OpenAI’s “Nerdy” personality reward signal accidentally amplified goblin and gremlin metaphors, which spread via RL generalization and SFT feedback loops across GPT-5 model generations.
Key Takeaways
The Nerdy personality reward scored creature-word outputs higher in 76.2% of audited datasets, driving the tic even outside the Nerdy prompt.
Nerdy was only 2.5% of ChatGPT traffic but accounted for 66.7% of all goblin mentions, confirming it as the root cause.
RL generalization spread the tic beyond the Nerdy condition; SFT data reuse then reinforced it across subsequent training runs.
Goblin use rose 175% and gremlin 52% after GPT-5.1 launch; the full creature family included raccoons, trolls, ogres, and pigeons.
Fix: retired the Nerdy personality in March, removed the creature-affine reward signal, and filtered creature-words from training data.
Hacker News Comment Review
Two days before this post, users had already found the Codex 5.5 system prompt explicitly banning goblins, gremlins, raccoons, trolls, ogres, and pigeons – OpenAI had patched covertly first, explained publicly second.

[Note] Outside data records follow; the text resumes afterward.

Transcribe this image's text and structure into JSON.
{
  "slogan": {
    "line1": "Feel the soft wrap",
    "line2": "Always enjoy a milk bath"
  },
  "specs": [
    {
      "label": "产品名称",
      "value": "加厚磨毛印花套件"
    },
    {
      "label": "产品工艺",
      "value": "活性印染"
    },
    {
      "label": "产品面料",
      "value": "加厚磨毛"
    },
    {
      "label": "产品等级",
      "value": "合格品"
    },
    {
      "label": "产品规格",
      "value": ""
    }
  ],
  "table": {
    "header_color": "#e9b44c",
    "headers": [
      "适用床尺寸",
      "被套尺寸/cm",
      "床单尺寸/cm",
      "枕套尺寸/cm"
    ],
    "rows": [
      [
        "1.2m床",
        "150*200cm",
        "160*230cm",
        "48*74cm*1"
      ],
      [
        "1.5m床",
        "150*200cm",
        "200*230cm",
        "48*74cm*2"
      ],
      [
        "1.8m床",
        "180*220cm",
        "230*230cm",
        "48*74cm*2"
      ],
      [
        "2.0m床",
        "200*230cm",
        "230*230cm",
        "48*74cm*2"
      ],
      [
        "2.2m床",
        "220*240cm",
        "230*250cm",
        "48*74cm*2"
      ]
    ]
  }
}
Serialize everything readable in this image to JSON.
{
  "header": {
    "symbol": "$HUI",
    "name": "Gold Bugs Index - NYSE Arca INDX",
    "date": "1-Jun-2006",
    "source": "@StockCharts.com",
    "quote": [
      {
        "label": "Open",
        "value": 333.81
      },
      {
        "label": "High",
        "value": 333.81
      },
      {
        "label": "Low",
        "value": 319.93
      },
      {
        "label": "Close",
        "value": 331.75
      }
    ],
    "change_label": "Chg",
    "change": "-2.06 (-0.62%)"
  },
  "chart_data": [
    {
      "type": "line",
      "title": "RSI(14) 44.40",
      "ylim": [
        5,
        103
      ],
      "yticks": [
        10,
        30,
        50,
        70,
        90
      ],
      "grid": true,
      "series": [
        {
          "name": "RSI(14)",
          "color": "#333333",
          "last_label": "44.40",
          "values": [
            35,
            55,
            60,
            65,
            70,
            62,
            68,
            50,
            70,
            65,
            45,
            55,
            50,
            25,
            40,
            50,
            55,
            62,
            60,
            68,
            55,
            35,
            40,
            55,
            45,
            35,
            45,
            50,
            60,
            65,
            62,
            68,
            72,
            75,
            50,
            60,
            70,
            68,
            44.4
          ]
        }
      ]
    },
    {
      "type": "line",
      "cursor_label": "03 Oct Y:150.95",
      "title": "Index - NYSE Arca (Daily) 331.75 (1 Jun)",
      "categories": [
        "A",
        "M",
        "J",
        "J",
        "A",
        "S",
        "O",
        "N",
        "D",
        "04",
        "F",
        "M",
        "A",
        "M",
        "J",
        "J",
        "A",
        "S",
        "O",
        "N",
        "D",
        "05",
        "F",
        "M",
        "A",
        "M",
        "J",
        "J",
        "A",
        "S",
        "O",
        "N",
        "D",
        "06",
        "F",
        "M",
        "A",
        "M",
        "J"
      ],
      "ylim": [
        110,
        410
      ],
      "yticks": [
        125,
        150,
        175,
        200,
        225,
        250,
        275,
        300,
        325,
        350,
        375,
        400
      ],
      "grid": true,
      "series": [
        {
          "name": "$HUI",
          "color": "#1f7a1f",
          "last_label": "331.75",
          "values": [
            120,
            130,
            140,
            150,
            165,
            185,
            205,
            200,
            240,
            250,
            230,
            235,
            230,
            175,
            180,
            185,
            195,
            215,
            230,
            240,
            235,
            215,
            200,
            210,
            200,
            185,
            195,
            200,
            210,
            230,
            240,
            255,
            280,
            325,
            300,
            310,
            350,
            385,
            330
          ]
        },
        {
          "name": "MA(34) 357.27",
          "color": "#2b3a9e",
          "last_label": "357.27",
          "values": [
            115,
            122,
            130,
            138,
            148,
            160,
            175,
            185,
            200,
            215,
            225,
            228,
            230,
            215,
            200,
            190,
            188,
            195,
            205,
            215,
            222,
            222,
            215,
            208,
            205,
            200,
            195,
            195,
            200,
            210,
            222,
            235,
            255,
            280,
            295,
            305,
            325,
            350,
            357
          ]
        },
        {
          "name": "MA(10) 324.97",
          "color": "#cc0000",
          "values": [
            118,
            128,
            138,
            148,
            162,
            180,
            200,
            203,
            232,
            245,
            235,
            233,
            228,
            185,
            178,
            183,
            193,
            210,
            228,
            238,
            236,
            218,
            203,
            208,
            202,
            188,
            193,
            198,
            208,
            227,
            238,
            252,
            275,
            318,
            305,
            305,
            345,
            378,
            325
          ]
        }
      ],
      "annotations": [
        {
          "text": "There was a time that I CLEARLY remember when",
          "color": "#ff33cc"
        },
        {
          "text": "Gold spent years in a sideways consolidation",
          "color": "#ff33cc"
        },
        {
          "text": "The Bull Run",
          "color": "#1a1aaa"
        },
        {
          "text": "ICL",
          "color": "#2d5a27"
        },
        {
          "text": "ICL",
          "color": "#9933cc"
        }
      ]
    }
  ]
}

Commenters flagged the RL generalization mechanism as a broader alignment signal: rewarded behaviors don’t stay scoped to the condition that produced them, and the feedback loop compounds through SFT recycling.
Some noted that creature anthropomorphism may genuinely make problems feel more approachable, which would explain why the reward signal latched onto it in the first place – the tic was not pure noise.
Notable Comments
@ollin: surfaced the exact Codex 5.5 system prompt line banning the creature list, providing forensic evidence of the covert patch before this post went live.
@canpan: drew a parallel from hands-on experience training on the tiny stories dataset – imbalanced training data reliably locks in repeated names and phrases, same mechanism at a smaller scale.